Он испытывал совершенно родительское сокрушение… Несколько часов тому назад на совещании командиров рот он сам сказал, что рассчитывать на успех в предстоящем бою можно, только нанеся удар всем полком: каждая винтовка должна стрелять. И он умолчал о том, что сама эта операция продиктована едва ли не отчаянием, - впрочем, это понимали все. Однако и уклониться от нее было невозможно - речь шла о спасении сотен беспомощных людей: раненых из застрявшего здесь армейского госпиталя, беженцев, да и драгоценного военного имущества. И, отдавая приказ командирам рот, Самосуд тогда, на совещании, был прежде всего старшим командиром, трезво оценившим обстановку. Теперь он с внутренней, неизъяснимой усмешкой сказал себе:
"Получается, как в Библии - жертвоприношение Авраама, у которого бог потребовал сына".

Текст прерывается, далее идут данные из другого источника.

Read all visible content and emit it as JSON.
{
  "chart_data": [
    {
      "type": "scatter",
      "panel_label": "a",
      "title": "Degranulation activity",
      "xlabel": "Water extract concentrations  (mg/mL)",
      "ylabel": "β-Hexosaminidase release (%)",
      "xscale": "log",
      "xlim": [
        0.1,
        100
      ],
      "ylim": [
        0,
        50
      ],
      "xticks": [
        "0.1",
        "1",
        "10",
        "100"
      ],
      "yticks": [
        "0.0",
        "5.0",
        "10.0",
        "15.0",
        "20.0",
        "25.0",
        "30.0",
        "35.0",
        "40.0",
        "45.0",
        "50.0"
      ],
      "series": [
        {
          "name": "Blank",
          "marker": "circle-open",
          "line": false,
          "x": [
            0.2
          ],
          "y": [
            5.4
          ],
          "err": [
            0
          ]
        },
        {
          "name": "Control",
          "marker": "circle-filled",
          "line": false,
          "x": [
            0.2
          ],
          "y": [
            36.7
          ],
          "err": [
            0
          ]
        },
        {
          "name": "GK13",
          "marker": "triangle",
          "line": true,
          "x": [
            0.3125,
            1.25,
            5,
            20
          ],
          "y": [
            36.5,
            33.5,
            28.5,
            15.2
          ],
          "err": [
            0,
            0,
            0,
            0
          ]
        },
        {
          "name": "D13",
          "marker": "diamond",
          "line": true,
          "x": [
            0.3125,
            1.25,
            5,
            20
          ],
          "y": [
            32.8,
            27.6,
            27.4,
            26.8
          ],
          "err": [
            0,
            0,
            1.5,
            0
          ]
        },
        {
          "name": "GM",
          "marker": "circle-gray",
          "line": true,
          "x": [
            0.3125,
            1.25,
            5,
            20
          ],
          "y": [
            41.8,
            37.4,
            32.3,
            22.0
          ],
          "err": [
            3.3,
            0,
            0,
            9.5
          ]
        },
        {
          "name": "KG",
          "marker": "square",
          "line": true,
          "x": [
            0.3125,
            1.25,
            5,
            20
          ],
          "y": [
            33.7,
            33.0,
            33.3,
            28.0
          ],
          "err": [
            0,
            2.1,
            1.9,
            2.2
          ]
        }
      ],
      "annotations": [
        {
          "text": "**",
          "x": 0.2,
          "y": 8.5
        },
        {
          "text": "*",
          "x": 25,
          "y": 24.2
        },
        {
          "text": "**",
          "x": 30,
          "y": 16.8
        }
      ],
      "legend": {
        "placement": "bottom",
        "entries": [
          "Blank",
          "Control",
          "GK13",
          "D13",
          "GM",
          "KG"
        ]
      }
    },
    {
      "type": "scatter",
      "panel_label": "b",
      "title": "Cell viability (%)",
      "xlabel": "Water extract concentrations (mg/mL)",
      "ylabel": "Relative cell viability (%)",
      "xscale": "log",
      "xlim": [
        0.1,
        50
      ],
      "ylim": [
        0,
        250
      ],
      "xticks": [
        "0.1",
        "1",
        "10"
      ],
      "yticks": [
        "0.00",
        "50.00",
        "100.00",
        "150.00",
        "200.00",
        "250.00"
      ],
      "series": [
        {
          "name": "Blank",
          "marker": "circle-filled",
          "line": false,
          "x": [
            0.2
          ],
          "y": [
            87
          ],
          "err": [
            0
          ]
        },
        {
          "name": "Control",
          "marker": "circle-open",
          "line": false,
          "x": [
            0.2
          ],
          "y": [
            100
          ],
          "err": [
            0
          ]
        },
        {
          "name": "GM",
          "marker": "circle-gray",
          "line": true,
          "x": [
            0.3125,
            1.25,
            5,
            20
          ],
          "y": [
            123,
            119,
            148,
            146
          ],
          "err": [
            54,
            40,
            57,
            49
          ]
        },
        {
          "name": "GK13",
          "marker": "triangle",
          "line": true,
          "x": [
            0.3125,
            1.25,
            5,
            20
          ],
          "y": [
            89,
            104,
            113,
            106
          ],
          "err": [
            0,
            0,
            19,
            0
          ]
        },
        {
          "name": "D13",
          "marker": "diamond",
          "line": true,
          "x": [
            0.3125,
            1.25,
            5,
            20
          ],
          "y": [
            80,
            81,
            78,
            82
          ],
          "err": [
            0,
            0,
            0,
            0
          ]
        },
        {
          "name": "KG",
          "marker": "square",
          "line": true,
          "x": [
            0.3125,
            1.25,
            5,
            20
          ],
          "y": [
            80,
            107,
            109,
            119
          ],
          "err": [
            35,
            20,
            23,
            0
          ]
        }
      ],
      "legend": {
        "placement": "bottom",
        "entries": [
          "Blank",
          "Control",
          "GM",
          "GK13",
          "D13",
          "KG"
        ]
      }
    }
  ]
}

Если б кто-нибудь из бойцов видел сейчас Самосуда, он решил бы, что их командир повредился в рассудке: Сергей Алексеевич как будто разговаривал с незримым собеседником - жестикулировал, пожимал плечами, качал осуждающе головой.
"Не много ли для одной человеческой жизни? - спрашивал он. - А, Сергей?"
Он вспоминал о прошлых своих утратах… Были тюремные одиночки, каменные коробки, в которых его товарищи сходили с ума. Были виселицы 1907, 1908 годов и военно-полевые суды в 1916-м, были Каховка, Перекоп, Кронштадт, где в братских могилах спят его товарищи. Были деникинская контрразведка, эсеровский террор, кулацкие мятежи… Если ненависть врагов не убивала коммунистов, их смертельно ранили клевета или подозрительность… А уцелевшие смыкались, закрывая собой бреши, и шли дальше, как под нескончаемым обстрелом, как в атаке, начавшейся еще в прошлом столетии и еще раньше, где-то в плохо уже проницаемом тумане веков.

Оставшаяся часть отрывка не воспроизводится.